Below you can see an example of one of these cards from ASUS, the ThunderboltEX. The EX never made it into retail channels, but it’s a good example of what Intel is trying to achieve.


In the peripheral connectivity sector the competition is fierce, and Intel needs to do all it can to get Thunderbolt into as many PCs are possible. This effort it handicapped by some bad press coming from earlier this year, most notably USB 3.0 beating Thunderbolt at a transfer test. Pushing out Thunderbolt via PCIe cards can lift Thunderbolt’s numbers and bring its price down by busting Intel’s self-constructed monopoly.

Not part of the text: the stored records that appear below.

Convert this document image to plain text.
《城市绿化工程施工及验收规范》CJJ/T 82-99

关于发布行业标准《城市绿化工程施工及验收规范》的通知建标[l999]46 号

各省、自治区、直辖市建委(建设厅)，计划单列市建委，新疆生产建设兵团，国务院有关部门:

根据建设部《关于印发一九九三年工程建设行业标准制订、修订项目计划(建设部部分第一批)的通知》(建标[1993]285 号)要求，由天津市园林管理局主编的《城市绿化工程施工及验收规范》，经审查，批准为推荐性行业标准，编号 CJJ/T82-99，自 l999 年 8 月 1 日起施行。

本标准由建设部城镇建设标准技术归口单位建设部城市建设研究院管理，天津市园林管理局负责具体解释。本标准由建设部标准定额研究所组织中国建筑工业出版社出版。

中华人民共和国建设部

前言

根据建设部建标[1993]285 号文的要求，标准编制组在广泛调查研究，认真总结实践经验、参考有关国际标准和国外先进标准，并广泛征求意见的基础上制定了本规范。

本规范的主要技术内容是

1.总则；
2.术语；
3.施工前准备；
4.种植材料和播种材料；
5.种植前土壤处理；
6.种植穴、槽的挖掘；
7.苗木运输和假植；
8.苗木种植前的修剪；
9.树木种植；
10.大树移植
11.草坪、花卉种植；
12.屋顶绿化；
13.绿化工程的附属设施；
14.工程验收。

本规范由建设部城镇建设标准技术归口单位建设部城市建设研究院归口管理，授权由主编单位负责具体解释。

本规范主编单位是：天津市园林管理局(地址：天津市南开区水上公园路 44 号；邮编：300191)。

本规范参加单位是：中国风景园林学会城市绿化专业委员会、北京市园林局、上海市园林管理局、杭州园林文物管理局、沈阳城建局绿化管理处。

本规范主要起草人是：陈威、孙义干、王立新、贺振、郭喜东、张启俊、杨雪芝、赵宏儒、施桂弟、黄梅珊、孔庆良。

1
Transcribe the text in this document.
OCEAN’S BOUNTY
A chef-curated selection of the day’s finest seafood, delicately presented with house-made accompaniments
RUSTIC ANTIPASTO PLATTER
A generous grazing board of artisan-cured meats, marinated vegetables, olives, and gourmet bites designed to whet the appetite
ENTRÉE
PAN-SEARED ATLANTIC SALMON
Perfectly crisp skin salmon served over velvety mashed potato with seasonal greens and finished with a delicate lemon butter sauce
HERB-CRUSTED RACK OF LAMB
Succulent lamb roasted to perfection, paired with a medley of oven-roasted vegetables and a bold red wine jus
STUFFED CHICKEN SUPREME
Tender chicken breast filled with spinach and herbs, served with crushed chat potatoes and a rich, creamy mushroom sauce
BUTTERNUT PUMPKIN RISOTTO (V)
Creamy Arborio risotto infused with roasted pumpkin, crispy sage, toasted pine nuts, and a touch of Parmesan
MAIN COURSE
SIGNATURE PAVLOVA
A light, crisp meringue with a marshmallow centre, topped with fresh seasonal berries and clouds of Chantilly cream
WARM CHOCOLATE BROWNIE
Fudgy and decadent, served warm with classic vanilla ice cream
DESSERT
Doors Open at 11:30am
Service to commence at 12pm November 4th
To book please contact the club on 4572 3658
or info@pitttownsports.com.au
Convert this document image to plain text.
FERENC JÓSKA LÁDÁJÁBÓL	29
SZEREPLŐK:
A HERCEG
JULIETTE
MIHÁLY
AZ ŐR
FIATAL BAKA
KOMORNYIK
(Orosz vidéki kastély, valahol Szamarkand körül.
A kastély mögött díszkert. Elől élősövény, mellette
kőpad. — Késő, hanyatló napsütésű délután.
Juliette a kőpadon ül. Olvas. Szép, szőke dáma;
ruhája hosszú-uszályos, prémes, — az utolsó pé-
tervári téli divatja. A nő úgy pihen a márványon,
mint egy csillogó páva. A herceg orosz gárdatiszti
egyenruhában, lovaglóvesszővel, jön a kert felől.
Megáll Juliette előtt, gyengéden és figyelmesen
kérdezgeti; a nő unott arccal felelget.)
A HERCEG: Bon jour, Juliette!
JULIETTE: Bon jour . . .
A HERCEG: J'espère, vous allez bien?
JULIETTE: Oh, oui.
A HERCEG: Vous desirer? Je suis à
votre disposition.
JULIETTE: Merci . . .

An example of this can be found in Delock’s Thunderbolt to SATA adapter. It’s powered by the ASmedia controller, which it isn’t clear if its officially licensed by Intel or not. Regardless, it’s priced aggressively at approximately $130 USD (converted from 12,800 Japanese Yen) which forces down prices over similar products in the market.

Intel’s Thunderbolt PCIe push will have a similar effect of the PC market. Thunderbolt will never be near USB 3.0 territory, but it was never meant to be. It was always intended to be the premium of the two connectivity protocols, but if Intel can get the price down it will be much more competitive.